Victoria Busch’s practice focuses on economic sanctions (OFAC), supply chain risk management (CBP), foreign direct investment (CFIUS), legislative policy, and congressional investigations. Victoria represents a diverse range of U.S and non-U.S. multinational clients before Congress and various regulatory agencies.

Victoria has substantial experience with sanctions matters before the Office of Foreign Assets Control (OFAC) and has successfully assisted clients in navigating sanctions compliance challenges. She has prepared numerous license requests seeking authorization to engage in necessary activities and investigated and disclosed activities in enforcement proceedings. She has worked with clients to design and implement sanctions compliance policies, including conducting sanctions compliance trainings for clients.

Victoria advises both foreign investors and U.S. target companies on cross-border investment filings with CFIUS and often works with colleagues in other jurisdictions to determine whether non-U.S. foreign-direct investment filings may be warranted or required.
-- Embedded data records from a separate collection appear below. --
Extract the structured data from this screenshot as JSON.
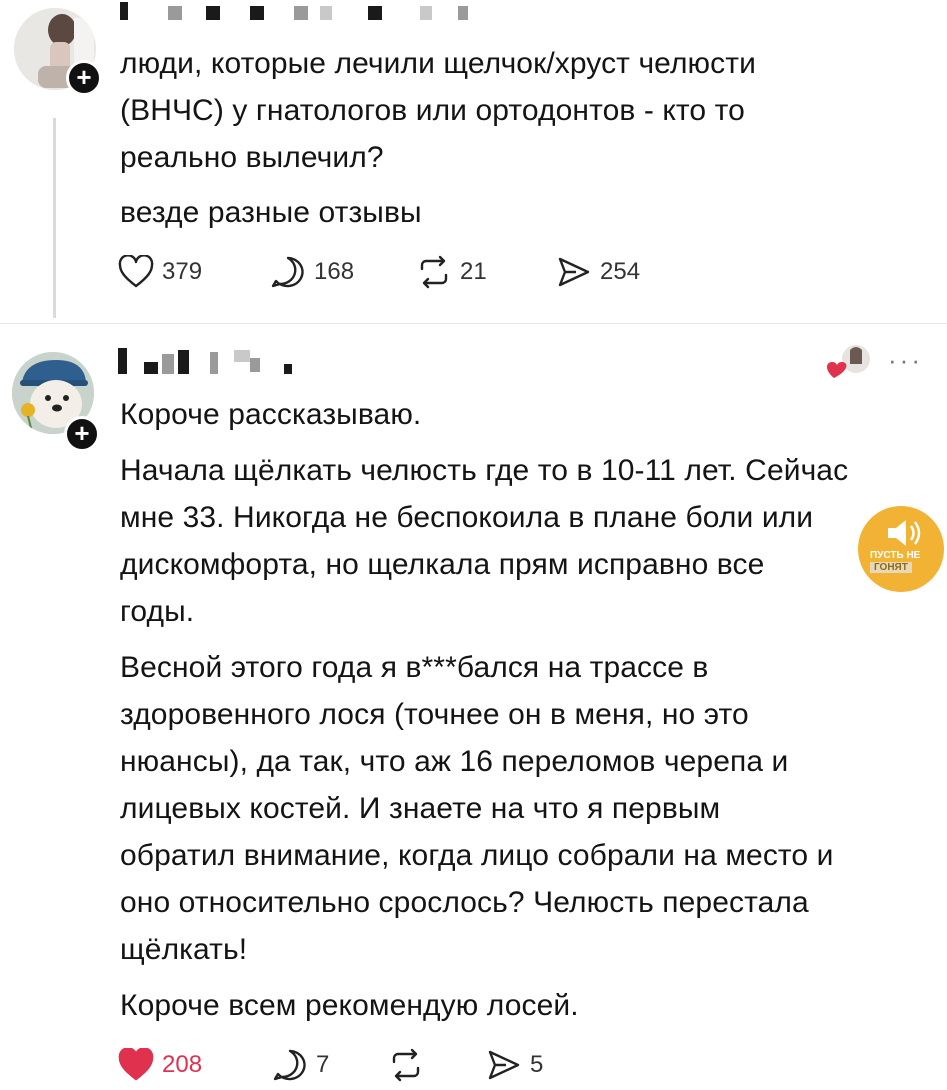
{
  "post": {
    "text_lines": [
      "люди, которые лечили щелчок/хруст челюсти",
      "(ВНЧС) у гнатологов или ортодонтов - кто то",
      "реально вылечил?"
    ],
    "subtext": "везде разные отзывы",
    "actions": {
      "likes": "379",
      "comments": "168",
      "reposts": "21",
      "shares": "254"
    }
  },
  "reply": {
    "paragraphs": [
      [
        "Короче рассказываю."
      ],
      [
        "Начала щёлкать челюсть где то в 10-11 лет. Сейчас",
        "мне 33. Никогда не беспокоила в плане боли или",
        "дискомфорта, но щелкала прям исправно все",
        "годы."
      ],
      [
        "Весной этого года я в***бался на трассе в",
        "здоровенного лося (точнее он в меня, но это",
        "нюансы), да так, что аж 16 переломов черепа и",
        "лицевых костей. И знаете на что я первым",
        "обратил внимание, когда лицо собрали на место и",
        "оно относительно срослось? Челюсть перестала",
        "щёлкать!"
      ],
      [
        "Короче всем рекомендую лосей."
      ]
    ],
    "more_label": "···",
    "actions": {
      "likes": "208",
      "comments": "7",
      "shares": "5"
    }
  },
  "watermark": {
    "line1": "ПУСТЬ НЕ",
    "line2": "ГОНЯТ"
  },
  "icons": {
    "heart": "heart-icon",
    "comment": "comment-icon",
    "repost": "repost-icon",
    "share": "share-icon",
    "plus": "follow-plus-icon",
    "more": "more-icon"
  },
  "colors": {
    "liked": "#e0314f",
    "text": "#141414",
    "muted": "#777777",
    "badge": "#f2b233"
  }
}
Victoria also counsels clients on global supply chain risk management and U.S. regulations on forced labor. She advises clients on supply chain due diligence, particularly in the context of the Uyghur Forced Labor Prevention Act (UFLPA).

Before Congress, Victoria represents clients on policy issues focused on consumer protection, athletics, education, and foreign policy matters, and also advises clients under congressional investigation.

Bar admissionsDistrict of ColumbiaGeorgia


Examples of representations include:

  • Multinational insurance companies on sanctions, export control, and ITAR compliance, internal investigations, voluntary self-disclosures, and license applications
  • Sanctions compliance trainings for a multinational company 
  • Foreign financial institutions’ U.S. sanctions investigations
  • Multinational apparel and technology companies to ensure compliance and effective winddowns of Russia-related activities 
  • European publicly traded energy company to obtain CFIUS clearance
  • Venture capital arms of multiple South Korean conglomerates to obtain CFIUS clearance in connection with strategic U.S. investments in critical technology 
  • Supply chain compliance counsel regarding UFLPA requirements for companies in the apparel, consumer product, and automobile industries
  • Collegiate sports conference on advocacy before Congress 
  • U.S. power tool company on consumer safety matters before Congress and the CPSC
  • J.D., University of Georgia
  • B.A., International Affairs, University of Georgia

    B.A., Russian, University of Georgia

Pro Bono

Victoria is very involved in the firm’s pro bono work. Her pro bono practice is focused on immigration-related matters impacting vulnerable populations after the onset of conflict and war. Following the Taliban takeover of Afghanistan, Victoria and a team of DLA lawyers represented two Afghan women and their families who previously served in the Afghan government and faced threats of retaliation by the Taliban. After the Russian invasion of Ukraine, Victoria represented a Ukrainian family in adjusting their immigration status so they can remain in the U.S. This representation was particularly important to Victoria given her prior volunteer work with at-risk youth in eastern Europe. 

Prior Experience

Before her legal career, Victoria taught English to public school students in the Republic of Georgia. She also interned at The Carter Center.